Was braucht guter Journalismus also?
Bedingungen in denen er reifen kann! Wo gibt es in
den Städten noch bezahlbaren Wohnraum / Ateliers / Büros für Künstler /
Journalisten oder Start-Ups vorhanden, die nicht von heute auf morgen
profitabel sein können, wenn sie es überhaupt werden? Vielerorts lässt man
Büros lieber leer stehen, als sich über solche Nutzungskonzepte Gedanken zu
machen. Zuletzt las ich auf eine ähnliche Einlassung bissige Kritik, was sich
die Medienschaffenden einbilden würden – das Problem treffe andere doch viel
härter. Diese Schieflage unterschreibe ich sofort: nur, was hilft dieses ewige gegenseitige Ausspielen? Hat nicht gerade guter
und unabhängiger Journalismus genau die Aufgabe solche Probleme ins Blickfeld
zu rücken? Ähnlich begeistert bin ich von dem ewigen Argument, man solle
schön froh sein, wie gut es uns doch hier gehe im Gegensatz zur dritten Welt.
Was zum Teufel soll das? Wann begreifen
wir, dass die Probleme in unserer Welt miteinander verknüpft sind – heute mehr
als jemals zuvor. Das Aufzuzeigen, muss Journalismus leisten können – um
Möglichkeiten zur Veränderung hier wie dort abzubilden – und die Menschen von
ihrer scheinbaren Hilflosigkeit zu befreien.
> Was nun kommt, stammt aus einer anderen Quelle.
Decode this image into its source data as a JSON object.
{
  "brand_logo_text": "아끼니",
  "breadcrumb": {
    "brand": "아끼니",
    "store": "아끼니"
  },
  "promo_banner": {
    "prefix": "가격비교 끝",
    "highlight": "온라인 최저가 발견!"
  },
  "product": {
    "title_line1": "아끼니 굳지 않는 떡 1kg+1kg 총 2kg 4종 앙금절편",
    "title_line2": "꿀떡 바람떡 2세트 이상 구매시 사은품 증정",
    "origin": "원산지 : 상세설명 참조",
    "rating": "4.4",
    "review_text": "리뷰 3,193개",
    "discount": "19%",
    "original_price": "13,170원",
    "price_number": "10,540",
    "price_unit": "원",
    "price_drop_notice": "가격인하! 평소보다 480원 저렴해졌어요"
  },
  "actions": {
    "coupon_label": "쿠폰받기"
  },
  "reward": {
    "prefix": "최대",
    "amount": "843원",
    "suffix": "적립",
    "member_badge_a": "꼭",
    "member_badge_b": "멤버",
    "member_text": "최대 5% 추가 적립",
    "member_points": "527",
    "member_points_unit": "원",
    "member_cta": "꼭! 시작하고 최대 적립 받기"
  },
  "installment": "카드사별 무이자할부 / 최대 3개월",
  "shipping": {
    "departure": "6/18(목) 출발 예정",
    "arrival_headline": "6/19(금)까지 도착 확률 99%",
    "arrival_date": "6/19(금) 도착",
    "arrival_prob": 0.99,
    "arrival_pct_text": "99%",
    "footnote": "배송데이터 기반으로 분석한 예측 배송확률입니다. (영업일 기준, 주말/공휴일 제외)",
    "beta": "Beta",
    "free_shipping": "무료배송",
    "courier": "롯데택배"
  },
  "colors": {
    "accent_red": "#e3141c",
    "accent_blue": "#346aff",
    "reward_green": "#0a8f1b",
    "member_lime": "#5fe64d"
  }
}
Wo ich gerade bei guten Argumenten bin: Ich habe schon
leidenschaftliche Diskussionen geführt, in denen mir die Meinung begegnet ist,
gute Inhalte würden sich immer durchsetzen. Ich halte das für einen
Trugschluss, der mich an das Versprechen des amerikanischen Traums (die
Menschen in vielen Kleinstädten der USA lachen schon lange nicht mehr) und dem
verschissenen (Pardon!) Mantra des Neoliberalismus erinnert:
Leistungsgerechtigkeit – wer nicht den Durchbruch schafft ist ein
Minderleister. Leistungsgerechtigkeit
ohne Chancengleichheit ist ein Witz!
Anmerkung: bevor ich schon hier und jetzt in abgrundtiefen
Zynismus abgleite: zum Neoliberalismus möchte ich demnächst noch eine
Liebeserklärung schreiben, darüber welch wunderbare Wortschöpfungen und
-abwandlungen er uns schenkt, die uns helfen unsere Werte zu „optimieren“; was heute nicht alles sozial und konservativ ist! Erfreulich dass mein Uralt Word-Starter das Wort „Minderleister“ nicht kennt.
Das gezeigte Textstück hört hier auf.